Much of the CO2 released when people stoked their coal-fuelled stoves in the aftermath of World War I is still warming our planet today. Most of the damage was done starting from the 1950s, when people drove about in their fin-tailed Chevrolets and powered their labour-saving household appliances from inefficient coal-burning power stations.
It is the baby-boomer generation born in the years following World War II that is most to blame: half of the energy generated since the Industrial Revolution has been consumed in just the last twenty years.
It’s easy to condemn this extravagance, but we must remember that until recently nobody had the slightest idea that their auto emissions or electric vacuum cleaner would have an impact on their children and grandchildren.
But now we know. The true cost of your family’s four-wheel-drives, air conditioners, electric hot water services, clothes dryers and refrigerators is increasingly evident to all. In many developed nations we are three times as affluent on average as people were a few decades ago, and therefore we are able to bear the cost of changing our ways.
Our commitment—the climate change we can no longer prevent—is influenced by a number of factors:
• the CO2 we have already released;
• the positive feedback loops that amplify climate change;
• global dimming;
• the speed at which human economies can decarbonise themselves.
The first—existing greenhouse gas volumes—is known and cannot be changed.
The second and third—positive feedback loops and global dimming—are still being explored by scientists.
And the fourth—the rate at which we humans can reduce our emissions—is being argued over right now in parliaments and boardrooms around the world. It and global dimming are the only impacts over which we have control.
Scientists say that a 70 per cent reduction in CO2 emissions from 1990 levels by the middle of the twenty-first century is required to stabilise Earth’s climate. This would result in an atmosphere with 450 parts per million CO2— remember it’s now at 380 parts per million. Our global climate would stabilise by around 2100 at a temperature at least 1.1°C higher than the present, with some regions warming by as much as 5°C.
The European nations are talking of emissions cuts on this scale but, given the resistance of the coal industry and the policies of the Bush and Howard administrations in the US and Australia, this may not be an achievable target. A more realistic scenario may be 550 parts per million of atmospheric CO2—double the pre-industrial level. This would result in climatic stabilisation centuries from now, and an increase in global temperature of around 3°C this century.

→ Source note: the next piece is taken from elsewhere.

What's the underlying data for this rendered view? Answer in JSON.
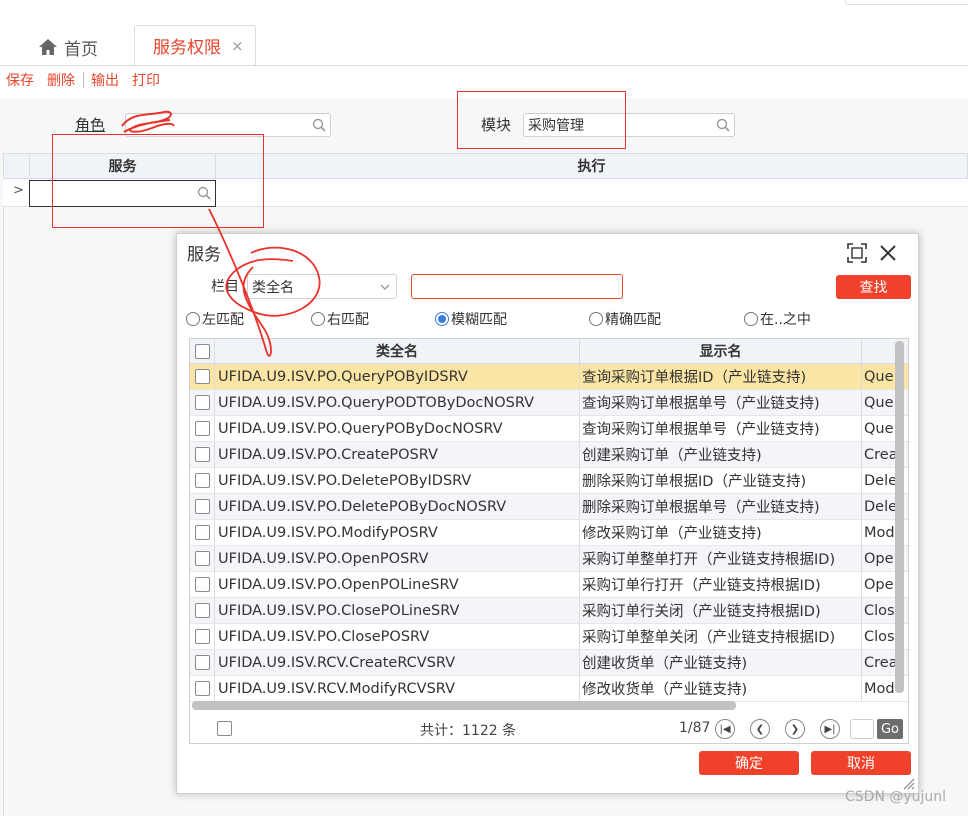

But remember that even this depends on good luck. The level of greenhouse gases already in the atmosphere may trigger positive feedback loops with the potential to cause change we can’t control.
It’s too late to avoid altering our world, but we still have time to avoid disaster and to reduce the probability of dangerous climate change.
Perhaps a more useful way of looking at the problem is to work out rates of change that are dangerous. After all, life is flexible, and if given sufficient time it can adapt to the most extreme conditions. But if change occurs too quickly, plants and animals won’t have time to adapt. If we think about it this way, warming rates above 0.1°C per decade are likely to cause grave damage to our ecosystems. Similarly, rates of sea level rise above two centimetres per decade would be dangerous, as would a rise of five centimetres overall.
But the question of what constitutes dangerous climate change raises another question—dangerous to whom? For the Inuit in the Arctic a damaging threshold has already been crossed. Their primary food sources of caribou and seal are now difficult to find as a result of climate change and their villages are under threat.
When we consider the fate of the entire planet, there can be no illusions about what is at stake. Earth’s average temperature is around 15°C, and whether we allow it to rise by a single degree, or 3°C, will decide the fate of hundreds of thousands of species, and billions of people.